Course Description

This course is meant to be a space for you to examine and deepen your relationship to the field and your own practice through readings, discussions, and presentations.  The readings are meant to expand your perspective on the field of jewelry and metalsmithing, to define its particularities and concerns in relation to the discourses of the contemporary art world.

Together we will explore a series of seminal theoretical texts, seeking ways to relate them to our own practice.  Through these texts we will encounter a series of themes and historical perspectives that are crucial to the field of jewelry, while also delving into fields and areas of inquiry, that have not commonly been related to our field, but perhaps should or could be.  Our aim is to get a historical and interdisciplinary perspective on where we are as artists/makers today, how we got here and where we could go from here. The course aims to bring up critical questions on why we make, whom we make for and the meaning of our practice beyond the studio and the jewelry and metals world.
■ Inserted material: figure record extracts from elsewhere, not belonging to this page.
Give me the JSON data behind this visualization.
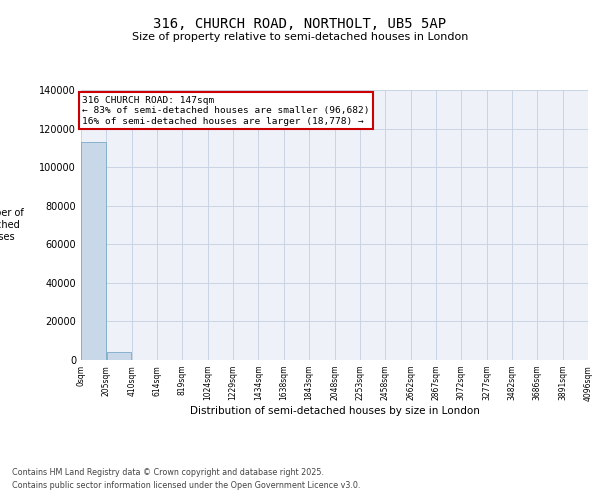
{
  "title": "316, CHURCH ROAD, NORTHOLT, UB5 5AP",
  "subtitle": "Size of property relative to semi-detached houses in London",
  "xlabel": "Distribution of semi-detached houses by size in London",
  "ylabel": "Number of\ndetached\nhouses",
  "annotation_text_line1": "316 CHURCH ROAD: 147sqm",
  "annotation_text_line2": "← 83% of semi-detached houses are smaller (96,682)",
  "annotation_text_line3": "16% of semi-detached houses are larger (18,778) →",
  "bar_color": "#c8d8e8",
  "bar_edge_color": "#7aaac8",
  "annotation_box_color": "#ffffff",
  "annotation_box_edge": "#cc0000",
  "grid_color": "#c8d4e4",
  "bg_color": "#eef2f8",
  "footer_line1": "Contains HM Land Registry data © Crown copyright and database right 2025.",
  "footer_line2": "Contains public sector information licensed under the Open Government Licence v3.0.",
  "bin_edges": [
    0,
    205,
    410,
    614,
    819,
    1024,
    1229,
    1434,
    1638,
    1843,
    2048,
    2253,
    2458,
    2662,
    2867,
    3072,
    3277,
    3482,
    3686,
    3891,
    4096
  ],
  "bin_labels": [
    "0sqm",
    "205sqm",
    "410sqm",
    "614sqm",
    "819sqm",
    "1024sqm",
    "1229sqm",
    "1434sqm",
    "1638sqm",
    "1843sqm",
    "2048sqm",
    "2253sqm",
    "2458sqm",
    "2662sqm",
    "2867sqm",
    "3072sqm",
    "3277sqm",
    "3482sqm",
    "3686sqm",
    "3891sqm",
    "4096sqm"
  ],
  "bar_heights": [
    113000,
    4000,
    0,
    0,
    0,
    0,
    0,
    0,
    0,
    0,
    0,
    0,
    0,
    0,
    0,
    0,
    0,
    0,
    0,
    0
  ],
  "ylim": [
    0,
    140000
  ],
  "yticks": [
    0,
    20000,
    40000,
    60000,
    80000,
    100000,
    120000,
    140000
  ]
}
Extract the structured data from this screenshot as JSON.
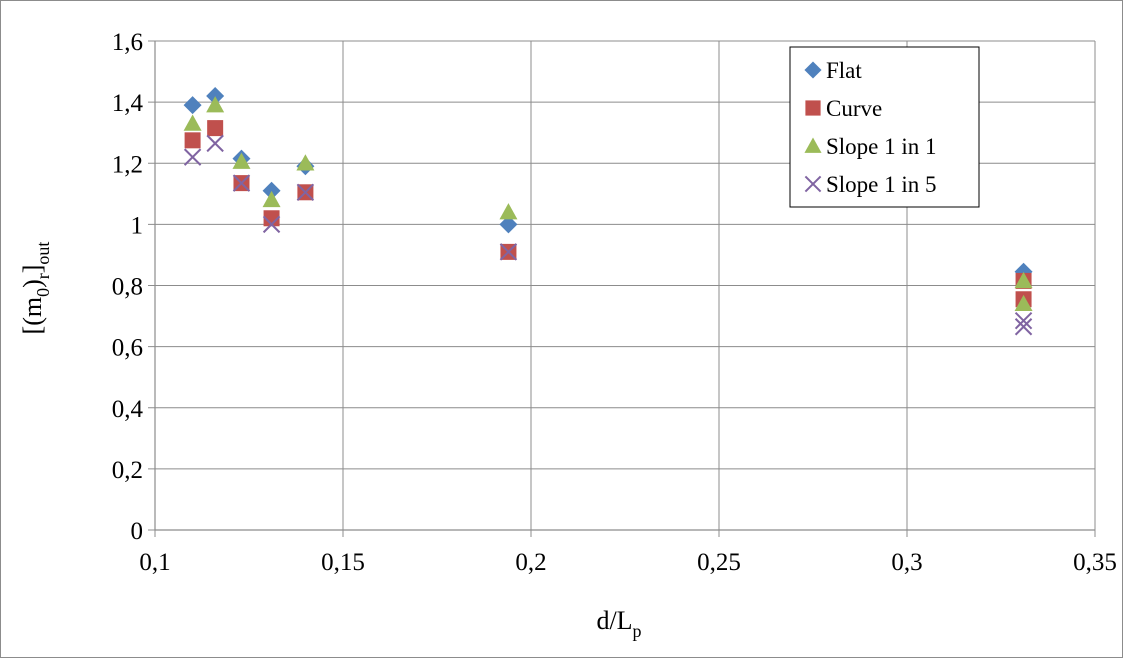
{
  "chart_data": {
    "type": "scatter",
    "title": "",
    "xlabel": {
      "base": "d/L",
      "sub": "p"
    },
    "ylabel": {
      "p1": "[(m",
      "s1": "0",
      "p2": ")",
      "s2": "r",
      "p3": "]",
      "s3": "out"
    },
    "xlim": [
      0.1,
      0.35
    ],
    "ylim": [
      0,
      1.6
    ],
    "x_ticks": [
      {
        "value": 0.1,
        "label": "0,1"
      },
      {
        "value": 0.15,
        "label": "0,15"
      },
      {
        "value": 0.2,
        "label": "0,2"
      },
      {
        "value": 0.25,
        "label": "0,25"
      },
      {
        "value": 0.3,
        "label": "0,3"
      },
      {
        "value": 0.35,
        "label": "0,35"
      }
    ],
    "y_ticks": [
      {
        "value": 0,
        "label": "0"
      },
      {
        "value": 0.2,
        "label": "0,2"
      },
      {
        "value": 0.4,
        "label": "0,4"
      },
      {
        "value": 0.6,
        "label": "0,6"
      },
      {
        "value": 0.8,
        "label": "0,8"
      },
      {
        "value": 1.0,
        "label": "1"
      },
      {
        "value": 1.2,
        "label": "1,2"
      },
      {
        "value": 1.4,
        "label": "1,4"
      },
      {
        "value": 1.6,
        "label": "1,6"
      }
    ],
    "grid": true,
    "legend_position": "top-right",
    "series": [
      {
        "name": "Flat",
        "marker": "diamond",
        "color": "#4F81BD",
        "points": [
          {
            "x": 0.11,
            "y": 1.39
          },
          {
            "x": 0.116,
            "y": 1.42
          },
          {
            "x": 0.123,
            "y": 1.215
          },
          {
            "x": 0.131,
            "y": 1.11
          },
          {
            "x": 0.14,
            "y": 1.19
          },
          {
            "x": 0.194,
            "y": 1.0
          },
          {
            "x": 0.331,
            "y": 0.845
          }
        ]
      },
      {
        "name": "Curve",
        "marker": "square",
        "color": "#C0504D",
        "points": [
          {
            "x": 0.11,
            "y": 1.275
          },
          {
            "x": 0.116,
            "y": 1.315
          },
          {
            "x": 0.123,
            "y": 1.135
          },
          {
            "x": 0.131,
            "y": 1.02
          },
          {
            "x": 0.14,
            "y": 1.105
          },
          {
            "x": 0.194,
            "y": 0.91
          },
          {
            "x": 0.331,
            "y": 0.815
          },
          {
            "x": 0.331,
            "y": 0.755
          }
        ]
      },
      {
        "name": "Slope 1 in 1",
        "marker": "triangle",
        "color": "#9BBB59",
        "points": [
          {
            "x": 0.11,
            "y": 1.33
          },
          {
            "x": 0.116,
            "y": 1.39
          },
          {
            "x": 0.123,
            "y": 1.205
          },
          {
            "x": 0.131,
            "y": 1.08
          },
          {
            "x": 0.14,
            "y": 1.2
          },
          {
            "x": 0.194,
            "y": 1.04
          },
          {
            "x": 0.331,
            "y": 0.815
          },
          {
            "x": 0.331,
            "y": 0.74
          }
        ]
      },
      {
        "name": "Slope 1 in 5",
        "marker": "x",
        "color": "#8064A2",
        "points": [
          {
            "x": 0.11,
            "y": 1.22
          },
          {
            "x": 0.116,
            "y": 1.265
          },
          {
            "x": 0.123,
            "y": 1.135
          },
          {
            "x": 0.131,
            "y": 1.0
          },
          {
            "x": 0.14,
            "y": 1.105
          },
          {
            "x": 0.194,
            "y": 0.91
          },
          {
            "x": 0.331,
            "y": 0.685
          },
          {
            "x": 0.331,
            "y": 0.665
          }
        ]
      }
    ]
  }
}
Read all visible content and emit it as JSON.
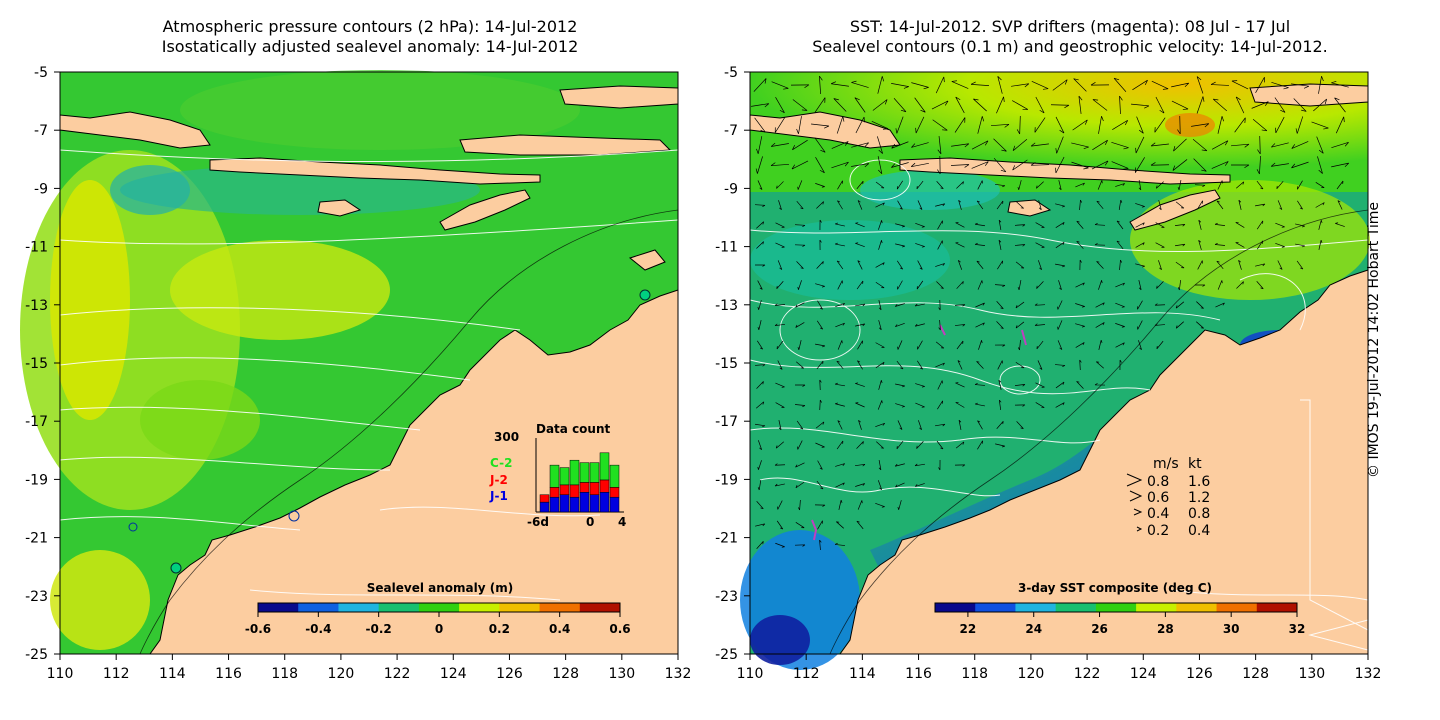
{
  "left_panel": {
    "title_line1": "Atmospheric pressure contours (2 hPa): 14-Jul-2012",
    "title_line2": "Isostatically adjusted sealevel anomaly: 14-Jul-2012",
    "colorbar": {
      "label": "Sealevel anomaly (m)",
      "ticks": [
        "-0.6",
        "-0.4",
        "-0.2",
        "0",
        "0.2",
        "0.4",
        "0.6"
      ],
      "range": [
        -0.6,
        0.6
      ],
      "colors": [
        "#0a0a8c",
        "#1060e0",
        "#20b4e0",
        "#18c070",
        "#30d010",
        "#c8f000",
        "#f0c000",
        "#f07000",
        "#b01000"
      ]
    },
    "inset": {
      "title": "Data count",
      "ymax_label": "300",
      "xticks": [
        "-6d",
        "0",
        "4"
      ],
      "legend": [
        {
          "label": "C-2",
          "color": "#20e020"
        },
        {
          "label": "J-2",
          "color": "#ff0000"
        },
        {
          "label": "J-1",
          "color": "#0000e0"
        }
      ],
      "ymax": 300,
      "bars": [
        {
          "j1": 40,
          "j2": 30,
          "c2": 0
        },
        {
          "j1": 60,
          "j2": 40,
          "c2": 90
        },
        {
          "j1": 70,
          "j2": 40,
          "c2": 70
        },
        {
          "j1": 60,
          "j2": 50,
          "c2": 100
        },
        {
          "j1": 80,
          "j2": 40,
          "c2": 80
        },
        {
          "j1": 70,
          "j2": 50,
          "c2": 80
        },
        {
          "j1": 80,
          "j2": 50,
          "c2": 110
        },
        {
          "j1": 60,
          "j2": 40,
          "c2": 90
        }
      ]
    }
  },
  "right_panel": {
    "title_line1": "SST: 14-Jul-2012. SVP drifters (magenta): 08 Jul - 17 Jul",
    "title_line2": "Sealevel contours (0.1 m) and geostrophic velocity: 14-Jul-2012.",
    "colorbar": {
      "label": "3-day SST composite (deg C)",
      "ticks": [
        "22",
        "24",
        "26",
        "28",
        "30",
        "32"
      ],
      "range": [
        21,
        32
      ],
      "colors": [
        "#08088c",
        "#1050e0",
        "#20b4e0",
        "#18c070",
        "#30d010",
        "#c8f000",
        "#f0c000",
        "#f07000",
        "#b01000"
      ]
    },
    "velocity_key": {
      "header_ms": "m/s",
      "header_kt": "kt",
      "rows": [
        {
          "ms": "0.8",
          "kt": "1.6"
        },
        {
          "ms": "0.6",
          "kt": "1.2"
        },
        {
          "ms": "0.4",
          "kt": "0.8"
        },
        {
          "ms": "0.2",
          "kt": "0.4"
        }
      ]
    }
  },
  "axes": {
    "lon_ticks": [
      "110",
      "112",
      "114",
      "116",
      "118",
      "120",
      "122",
      "124",
      "126",
      "128",
      "130",
      "132"
    ],
    "lat_ticks": [
      "-5",
      "-7",
      "-9",
      "-11",
      "-13",
      "-15",
      "-17",
      "-19",
      "-21",
      "-23",
      "-25"
    ],
    "lon_range": [
      110,
      132
    ],
    "lat_range": [
      -25,
      -5
    ]
  },
  "credit": "© IMOS 19-Jul-2012 14:02 Hobart Time"
}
This is a chance to practice your skills in connecting theory, reading and writing to your work and to build a vocabulary and ground of reference around your ideas, interests and intentions. It’s a chance to take part in an intense discourse around your field, which you might be asked to do many times in the future of your career.

The Wednesday meetings will adopt the form of a reading/talking circle. Your role in the group is important and the success of our conversations will be based on your participation and engagement. We will all take turns in presenting and leading the discussion and also examine what “research through practice” might mean for us, by exploring some ways of connecting theory and making. 

Oct 14, 2009

THE PLEASURE PRINCIPLE



Le Principe du Plaisir by Rene Magritte


The pleasure principle is a concept that originated from Sigmund Freud. The pleasure principle states that people seek pleasure and avoid pain to satisfy biological and psychological needs. An individual's id follows the pleasure principle early in life but as one matures, one learns the need to endure pain and defer gratification because of the obstacles of reality (This is known as the reality principle). Freud states that, "an ego thus educated becomes reasonable; it never lets itself be governed by the pleasure principle, but obeys the reality principle, which also at bottom seeks to obtain pleasure, but pleasure which is assured through taking account of reality, even though it is pleasure postponed and diminished."


As an artist my quest to obtain beauty is never ending. Although I think defining and capturing beauty is unrealistic. When making art how can we get closer to the pleasure principle? Can we ever return to a place (even for just a fleeting moment) where reality doesn't dictate how we view and express beauty? I think reality has a thick cloak of influence on the prospect of beauty and the means we aquire it.